Dans tous les cas, le juge tient compte de l'équité ou de la situation économique de la partie condamnée. Il peut, même d'office, pour des raisons tirées des mêmes considérations, dire qu'il n'y a pas lieu à ces condamnations. Néanmoins, s'il alloue une somme au titre du 2° du présent article, celle-ci ne peut être inférieure à la part contributive de l'Etat. »

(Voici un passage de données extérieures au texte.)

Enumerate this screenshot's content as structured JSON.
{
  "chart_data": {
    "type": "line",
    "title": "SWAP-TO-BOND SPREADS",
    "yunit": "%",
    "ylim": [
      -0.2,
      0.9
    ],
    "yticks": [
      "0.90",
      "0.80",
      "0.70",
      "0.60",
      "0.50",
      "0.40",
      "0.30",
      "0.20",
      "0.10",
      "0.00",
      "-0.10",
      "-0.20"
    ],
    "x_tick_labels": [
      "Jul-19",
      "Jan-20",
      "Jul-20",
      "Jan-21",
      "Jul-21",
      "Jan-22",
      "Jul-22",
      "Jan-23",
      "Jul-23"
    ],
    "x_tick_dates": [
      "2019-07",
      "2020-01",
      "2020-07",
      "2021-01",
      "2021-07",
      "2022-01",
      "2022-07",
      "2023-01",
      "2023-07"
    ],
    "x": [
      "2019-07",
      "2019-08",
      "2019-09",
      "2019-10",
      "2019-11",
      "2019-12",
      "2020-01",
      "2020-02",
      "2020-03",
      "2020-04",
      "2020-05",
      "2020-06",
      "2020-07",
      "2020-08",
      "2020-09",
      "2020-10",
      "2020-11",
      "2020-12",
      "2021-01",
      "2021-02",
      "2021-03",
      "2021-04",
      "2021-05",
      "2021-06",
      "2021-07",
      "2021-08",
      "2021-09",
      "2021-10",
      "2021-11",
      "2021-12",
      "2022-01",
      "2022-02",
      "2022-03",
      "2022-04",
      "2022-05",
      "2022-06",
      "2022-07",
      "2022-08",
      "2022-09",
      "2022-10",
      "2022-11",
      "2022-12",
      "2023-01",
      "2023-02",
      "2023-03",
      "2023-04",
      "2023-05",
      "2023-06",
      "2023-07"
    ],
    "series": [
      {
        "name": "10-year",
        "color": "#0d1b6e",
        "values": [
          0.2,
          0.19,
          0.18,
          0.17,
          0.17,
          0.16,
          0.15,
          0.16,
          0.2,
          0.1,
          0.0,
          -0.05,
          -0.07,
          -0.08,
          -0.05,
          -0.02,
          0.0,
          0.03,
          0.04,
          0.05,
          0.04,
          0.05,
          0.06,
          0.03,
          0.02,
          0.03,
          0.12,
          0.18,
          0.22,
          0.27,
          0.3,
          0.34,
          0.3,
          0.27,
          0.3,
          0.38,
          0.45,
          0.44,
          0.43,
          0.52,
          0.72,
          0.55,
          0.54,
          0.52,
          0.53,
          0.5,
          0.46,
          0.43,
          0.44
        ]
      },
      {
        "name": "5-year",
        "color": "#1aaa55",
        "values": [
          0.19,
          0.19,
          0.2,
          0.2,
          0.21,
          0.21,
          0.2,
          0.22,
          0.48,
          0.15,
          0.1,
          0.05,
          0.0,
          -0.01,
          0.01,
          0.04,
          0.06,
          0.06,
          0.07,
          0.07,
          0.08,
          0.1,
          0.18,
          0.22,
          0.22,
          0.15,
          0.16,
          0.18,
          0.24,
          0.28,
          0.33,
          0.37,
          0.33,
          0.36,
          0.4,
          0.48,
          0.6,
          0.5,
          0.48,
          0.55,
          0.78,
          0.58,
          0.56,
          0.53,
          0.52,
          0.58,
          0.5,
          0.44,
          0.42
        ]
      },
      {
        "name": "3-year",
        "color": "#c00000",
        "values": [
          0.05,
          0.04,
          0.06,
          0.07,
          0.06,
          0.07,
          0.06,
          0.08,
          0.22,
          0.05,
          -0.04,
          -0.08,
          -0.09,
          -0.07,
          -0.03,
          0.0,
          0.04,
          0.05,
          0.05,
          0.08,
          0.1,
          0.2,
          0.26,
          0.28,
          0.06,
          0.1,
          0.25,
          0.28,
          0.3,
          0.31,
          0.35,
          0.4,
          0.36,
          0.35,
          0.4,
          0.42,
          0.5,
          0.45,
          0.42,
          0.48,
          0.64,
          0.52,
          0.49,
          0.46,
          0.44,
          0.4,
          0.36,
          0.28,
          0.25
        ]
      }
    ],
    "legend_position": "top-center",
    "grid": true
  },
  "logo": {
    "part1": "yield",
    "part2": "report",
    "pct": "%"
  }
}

En équité à ce stade, il n'y a pas lieu de faire droit aux demandes faites au titre des frais irrépétibles.
PAR CES MOTIFS,
Statuant par décision contradictoire, rendue en premier ressort par mise à disposition au greffe ;
Ordonnons la jonction de l'instance n°RG 23/10609 avec l'instance n°RG 23/00361 ;
Disons que l'affaire se poursuit sous le n°RG 23/10609 ;
Rejetons les demandes de Monsieur [O] [T] tendant àvoir déclarer les demandes de la SARL CBM irrecevables pour défaut de lien suffisant avec les prétentions originaires, défaut de qualité et d'intérêt à agir ;
Rejetons les demandes de la SARL CBM tendant à voir déclarer les conclusions en défense de M. [O] [T] irrecevables ;
Rejetons le surplus des demandes formées au titre de l’incident ;
Réservons les dépens ;
Disons n'y avoir lieu à ce stade à indemnisation au titre des dispositions de l'article 700 du code de procédure civile ;
Rappelons que l'examen de l'affaire est renvoyé à l'audience de mise en état du 06 mai 2024 à 10H10 afin de permettre à Mme [N] de conclure ;
Rappelons qu’à défaut de manifestation de la part des parties, celles-ci s’exposent à voir la présente instance radiée ;
Informons les parties que leur présence à l'audience de mise en état n'est pas nécessaire, sauf difficulté particulière, leurs observations devant, en tout état de cause, être adressées au juge de la mise en état par message RPVA afin de permettre la contradiction.